Профессор провел через гостиную и столовую все еще сомневающегося Панова и, подведя его к дверям спальни жены, открыл перед ним двери.
В комнате было темно.
Густые синие шторы были спущены с трех огромных зеркальных окон, и высокое трюмо в углу спальни было уже кем-то заботливо занавешено сколотыми французскими булавками простынями.
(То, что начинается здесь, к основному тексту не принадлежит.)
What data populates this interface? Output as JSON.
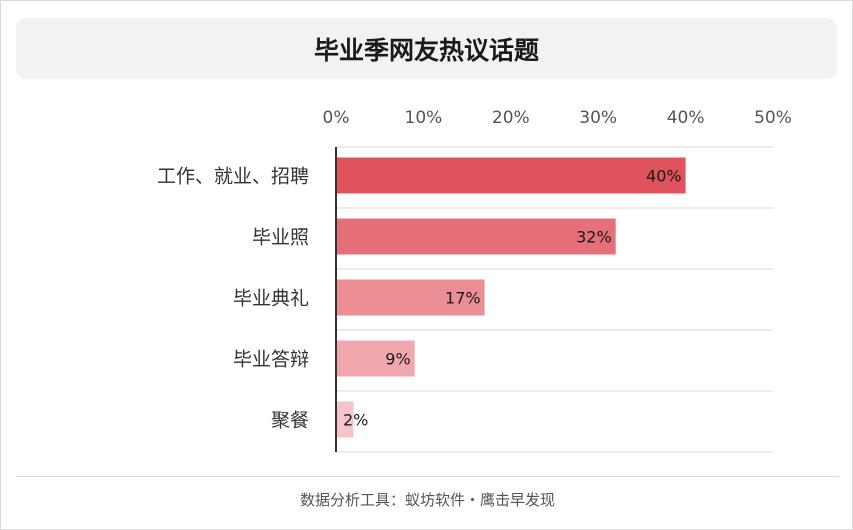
{
  "header": {
    "title": "毕业季网友热议话题"
  },
  "footer": {
    "source": "数据分析工具：蚁坊软件・鹰击早发现"
  },
  "colors": {
    "bars": [
      "#e0535c",
      "#e6707a",
      "#eb8f95",
      "#f0a8ae",
      "#f5c3c8"
    ],
    "gridline": "#d9d9d9",
    "axis": "#333333"
  },
  "chart_data": {
    "type": "bar",
    "orientation": "horizontal",
    "categories": [
      "工作、就业、招聘",
      "毕业照",
      "毕业典礼",
      "毕业答辩",
      "聚餐"
    ],
    "values": [
      40,
      32,
      17,
      9,
      2
    ],
    "value_labels": [
      "40%",
      "32%",
      "17%",
      "9%",
      "2%"
    ],
    "xlim": [
      0,
      50
    ],
    "x_ticks": [
      "0%",
      "10%",
      "20%",
      "30%",
      "40%",
      "50%"
    ],
    "x_axis_position": "top",
    "grid": true,
    "legend": "none"
  }
}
Чтобы лицо смерти не засмотрелось на свою безобразную красоту.
У постели, на которой лежало тело Ольги Модестовны, стояли двое.
В одной Панов узнал прислугу Машу и только сейчас понял, почему у нее были заплаканные глаза.
Другой был — незнакомым мужчиной.
Одет он был в хороший, но далеко не первой молодости, черный, застегнутый на все пуговицы сюртук и в руках держал распущенную ленту сантиметра.
Панов приблизился.
Маша громко всхлипнула, профессор залюбовался чарующим спокойствием красивого лица умершей, а человек в сюртуке, повивальная бабка Смерти, деликатно отходя в сторону и уступая Панову дорогу, кашлянул в руку и довольно четко отрекомендовался:
— Старший агент городского первого бюро похоронных процессий. Леон Семипузов.
Панова затошнило.
VI
«Ну и что же? — сам себе сказал Звездочетов, медленно поднимаясь с дивана. — Этого вывода следовало ожидать».
Прошло уже больше двух недель, как Ольга Модестовна была похоронена и навсегда ушла из волевого восприятия мозговой деятельности профессора Звездочетова.
Все эти две недели он продолжал принимать мышьяк и вспрыскивать себе под кожу чудодейственный препарат, с какой-то особой тщательностью и любовью нагоняя потерянный вес своего тела.